Based on the aforesaid fact, it can be assumed that McCarthy’s vision of human nature is in fact largely influenced by the tradition of American literary naturalism. The post-apocalyptic book “The Road” seems to implement naturalism as a medium of asking questions about how we humans are exceptions on this earth and why we disregard the natural world even when we know that we are not as powerful as the Nature. This contemporary work of McCarthy is a marvel in portraying naturalism to its perfection without going out of place anywhere and is different in compare to his other previous works.

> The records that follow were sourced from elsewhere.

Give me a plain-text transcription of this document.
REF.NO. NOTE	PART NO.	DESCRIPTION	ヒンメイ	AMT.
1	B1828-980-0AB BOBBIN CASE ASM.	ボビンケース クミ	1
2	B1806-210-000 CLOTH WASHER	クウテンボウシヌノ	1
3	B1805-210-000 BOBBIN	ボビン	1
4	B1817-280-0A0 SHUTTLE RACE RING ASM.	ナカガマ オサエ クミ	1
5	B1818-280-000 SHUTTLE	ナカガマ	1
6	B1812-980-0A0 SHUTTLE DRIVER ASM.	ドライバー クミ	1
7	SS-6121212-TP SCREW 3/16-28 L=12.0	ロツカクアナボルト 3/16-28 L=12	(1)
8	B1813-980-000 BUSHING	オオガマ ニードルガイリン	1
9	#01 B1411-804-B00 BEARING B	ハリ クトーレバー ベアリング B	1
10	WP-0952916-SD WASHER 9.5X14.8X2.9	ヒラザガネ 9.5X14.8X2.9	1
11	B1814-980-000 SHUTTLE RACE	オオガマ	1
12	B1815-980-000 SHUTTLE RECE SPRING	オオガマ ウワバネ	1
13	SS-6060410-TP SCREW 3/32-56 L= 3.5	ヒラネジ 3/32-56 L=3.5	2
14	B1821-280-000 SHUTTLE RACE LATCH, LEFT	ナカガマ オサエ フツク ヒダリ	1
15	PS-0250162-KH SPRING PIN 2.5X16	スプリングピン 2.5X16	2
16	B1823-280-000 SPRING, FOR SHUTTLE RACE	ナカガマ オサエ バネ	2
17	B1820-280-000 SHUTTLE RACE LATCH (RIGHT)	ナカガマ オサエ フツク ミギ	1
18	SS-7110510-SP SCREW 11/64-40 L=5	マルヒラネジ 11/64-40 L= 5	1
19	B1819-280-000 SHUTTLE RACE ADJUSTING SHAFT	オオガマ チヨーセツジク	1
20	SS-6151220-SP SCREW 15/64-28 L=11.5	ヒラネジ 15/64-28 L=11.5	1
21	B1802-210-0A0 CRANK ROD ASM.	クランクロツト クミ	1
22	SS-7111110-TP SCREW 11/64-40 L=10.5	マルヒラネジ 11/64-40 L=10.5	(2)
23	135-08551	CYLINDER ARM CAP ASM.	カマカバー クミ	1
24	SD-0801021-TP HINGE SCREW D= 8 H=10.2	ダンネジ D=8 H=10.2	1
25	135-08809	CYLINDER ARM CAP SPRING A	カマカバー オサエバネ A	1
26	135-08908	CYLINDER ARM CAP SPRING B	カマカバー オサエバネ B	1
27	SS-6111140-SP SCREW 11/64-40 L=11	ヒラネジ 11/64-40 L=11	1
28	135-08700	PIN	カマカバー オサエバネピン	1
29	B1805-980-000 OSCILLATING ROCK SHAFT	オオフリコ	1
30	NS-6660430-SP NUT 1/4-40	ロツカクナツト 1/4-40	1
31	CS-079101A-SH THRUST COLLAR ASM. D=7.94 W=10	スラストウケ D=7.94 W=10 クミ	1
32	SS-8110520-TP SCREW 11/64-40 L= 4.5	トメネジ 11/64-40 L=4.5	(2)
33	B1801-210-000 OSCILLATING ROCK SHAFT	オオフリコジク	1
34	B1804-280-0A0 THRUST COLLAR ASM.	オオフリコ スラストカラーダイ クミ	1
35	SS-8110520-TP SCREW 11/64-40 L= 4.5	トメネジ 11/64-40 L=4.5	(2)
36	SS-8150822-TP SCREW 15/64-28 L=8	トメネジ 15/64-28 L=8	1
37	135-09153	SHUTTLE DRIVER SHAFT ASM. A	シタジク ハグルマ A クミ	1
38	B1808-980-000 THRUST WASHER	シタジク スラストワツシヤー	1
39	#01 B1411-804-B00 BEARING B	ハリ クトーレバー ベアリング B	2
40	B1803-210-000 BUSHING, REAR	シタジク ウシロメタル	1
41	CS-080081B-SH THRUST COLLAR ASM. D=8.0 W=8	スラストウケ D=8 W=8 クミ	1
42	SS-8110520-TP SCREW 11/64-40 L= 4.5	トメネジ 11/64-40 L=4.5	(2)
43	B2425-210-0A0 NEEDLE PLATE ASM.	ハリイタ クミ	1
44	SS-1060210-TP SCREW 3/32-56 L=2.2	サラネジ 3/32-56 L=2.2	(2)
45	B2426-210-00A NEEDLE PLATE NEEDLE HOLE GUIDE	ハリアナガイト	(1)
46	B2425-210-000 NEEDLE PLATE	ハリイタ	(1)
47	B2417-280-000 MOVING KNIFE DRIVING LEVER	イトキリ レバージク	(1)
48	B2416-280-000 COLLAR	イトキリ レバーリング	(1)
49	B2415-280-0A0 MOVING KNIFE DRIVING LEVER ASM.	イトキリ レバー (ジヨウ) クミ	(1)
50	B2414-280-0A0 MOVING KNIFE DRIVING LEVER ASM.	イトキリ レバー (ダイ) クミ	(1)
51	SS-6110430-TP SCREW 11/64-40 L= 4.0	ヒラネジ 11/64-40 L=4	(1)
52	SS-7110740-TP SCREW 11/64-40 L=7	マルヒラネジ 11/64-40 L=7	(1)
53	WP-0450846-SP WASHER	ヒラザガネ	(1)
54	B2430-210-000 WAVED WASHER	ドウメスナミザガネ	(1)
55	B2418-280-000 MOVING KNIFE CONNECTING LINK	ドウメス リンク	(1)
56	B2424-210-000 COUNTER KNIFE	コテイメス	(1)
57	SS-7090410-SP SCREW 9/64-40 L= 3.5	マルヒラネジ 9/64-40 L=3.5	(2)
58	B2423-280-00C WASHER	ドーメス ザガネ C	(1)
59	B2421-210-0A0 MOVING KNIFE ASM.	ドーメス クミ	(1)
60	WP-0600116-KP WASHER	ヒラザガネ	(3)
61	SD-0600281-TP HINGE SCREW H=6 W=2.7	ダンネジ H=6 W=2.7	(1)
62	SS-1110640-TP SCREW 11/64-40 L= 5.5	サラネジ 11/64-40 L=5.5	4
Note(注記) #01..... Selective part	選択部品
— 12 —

In the light of aforesaid facts, interpretation, and analysis of book “The Road” and the movie scene from “Titanic,” it is safe to conclude that if human nature is to be full of hope, love has to be an integral part of our lives. So, there is a need to understand our surrounding nature and learn how we can still live in harmony with our nature. It is not to be forgotten that we can avoid man-made disasters by just using over thinking-power, and the same power that gives us the confidence to think ourselves as supreme. But, here comes the complexity of the human nature because in an event of a catastrophe or ill fate, we hope of some miracle by the God, who is all powerful. After all, it is survival that is crucial for us.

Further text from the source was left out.